Y la relación con Kerstin Holm, su compañera de trabajo, también parecía haber entrado en una nueva fase. Se cruzaban varias veces al día y cada nuevo encuentro era más tenso que el anterior. Tras el intercambio de miradas se ocultaban unos abismos que tampoco habían sido explorados, pero que lo pedían a gritos. Ni siquiera la buena relación que tenía con su jefe, Jan-Olov Hultin, y con sus compañeros Gunnar Nyberg y Jorge Chávez se le antojaba del todo igual que antes. El pequeño tren de juguete daba una vuelta tras otra en su circuito cerrado.

Y luego esa terrible sospecha: que el único cambio que se había producido era el suyo propio. Porque él sí había cambiado de verdad. De pronto, se dio cuenta de que escuchaba música a la que nunca se había acercado antes y de que se enganchaba a libros que hasta hacía poco ni sabía que existían. Echó un vistazo a su mesa, donde un reproductor de CD portátil y un desgastado libro de bolsillo se arrimaban lomo contra lomo. En el reproductor había algo tan misterioso como Meditations, de John Coltrane, uno de los últimos discos del maestro, una extraña mezcla de salvaje improvisación y quieta devoción. El libro era América, la novela de Kafka que menos atención había despertado, pero en cierto sentido la más curiosa. Paul Hjelm nunca olvidaría los acontecimientos que se desencadenan en esa historia cuando el joven Karl, a punto de desembarcar en el puerto de Nueva York, cae en la cuenta de que se ha dejado el paraguas y regresa al barco. Estaba convencido de que era precisamente ese tipo de escenas las que uno vuelve a ver en el momento de la muerte.

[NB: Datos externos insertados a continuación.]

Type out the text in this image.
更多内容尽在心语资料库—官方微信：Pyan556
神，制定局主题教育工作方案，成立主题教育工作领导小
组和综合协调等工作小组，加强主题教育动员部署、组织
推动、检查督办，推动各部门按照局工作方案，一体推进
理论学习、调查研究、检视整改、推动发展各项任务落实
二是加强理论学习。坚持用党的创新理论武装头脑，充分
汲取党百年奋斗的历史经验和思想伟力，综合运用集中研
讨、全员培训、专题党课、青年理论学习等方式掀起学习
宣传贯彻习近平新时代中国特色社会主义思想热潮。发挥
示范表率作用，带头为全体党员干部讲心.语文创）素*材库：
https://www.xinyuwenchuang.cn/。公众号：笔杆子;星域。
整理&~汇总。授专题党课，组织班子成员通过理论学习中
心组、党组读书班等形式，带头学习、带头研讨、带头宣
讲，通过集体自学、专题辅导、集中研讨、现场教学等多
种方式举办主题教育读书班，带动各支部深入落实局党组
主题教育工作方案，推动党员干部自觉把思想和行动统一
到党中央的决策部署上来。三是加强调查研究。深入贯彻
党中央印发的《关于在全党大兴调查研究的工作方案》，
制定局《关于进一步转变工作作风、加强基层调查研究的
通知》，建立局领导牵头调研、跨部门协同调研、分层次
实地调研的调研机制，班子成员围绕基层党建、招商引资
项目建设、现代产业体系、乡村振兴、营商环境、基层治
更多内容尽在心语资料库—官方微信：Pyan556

A veces echaba la culpa a los libros y a la música por la recurrente visión del tren de juguete. Quizá hubiese sido más feliz si a su alrededor siguiera viendo extensos paisajes abiertos y largas rectas.

La mirada volvió al patio. La pequeña hoja amarilla yacía todavía en su sitio. Todo permanecía quieto.

De repente, sin previo aviso, la hoja se elevó en espiral como llevada por un torbellino; se desprendieron más hojas, tanto amarillas como verdes, y representaron una impetuosa y abigarrada danza entre las fachadas del patio. Luego todo cesó, tan repentinamente como había empezado, y el solitario remolino de aire siguió su camino, invisible, dejando tras de sí unas cuantas hojas abandonadas en medio del triste cemento.

La puerta se abrió de golpe y entró Jorge Chávez. La presencia de ese enérgico treintañero al que Hjelm tenía como compañero de despacho le hizo sentirse diez años mayor. Pero estaba dispuesto a aceptarlo, pues Chávez se había convertido en uno de sus mejores amigos. Había llegado al Grupo A desde el distrito de Sundsvall, donde se había autoproclamado el único poli sudaca de toda la provincia de Norrland. En realidad había nacido en Estocolmo, hijo de refugiados chilenos residentes en Rågsved. Hjelm nunca había entendido cómo Chávez había logrado aprobar las pruebas físicas para entrar en la Academia: medía como mucho uno setenta. Por otra parte, se trataba de uno de los policías más agudos y sin duda el más vital que Hjelm había conocido. Además, era bajista profesional de jazz.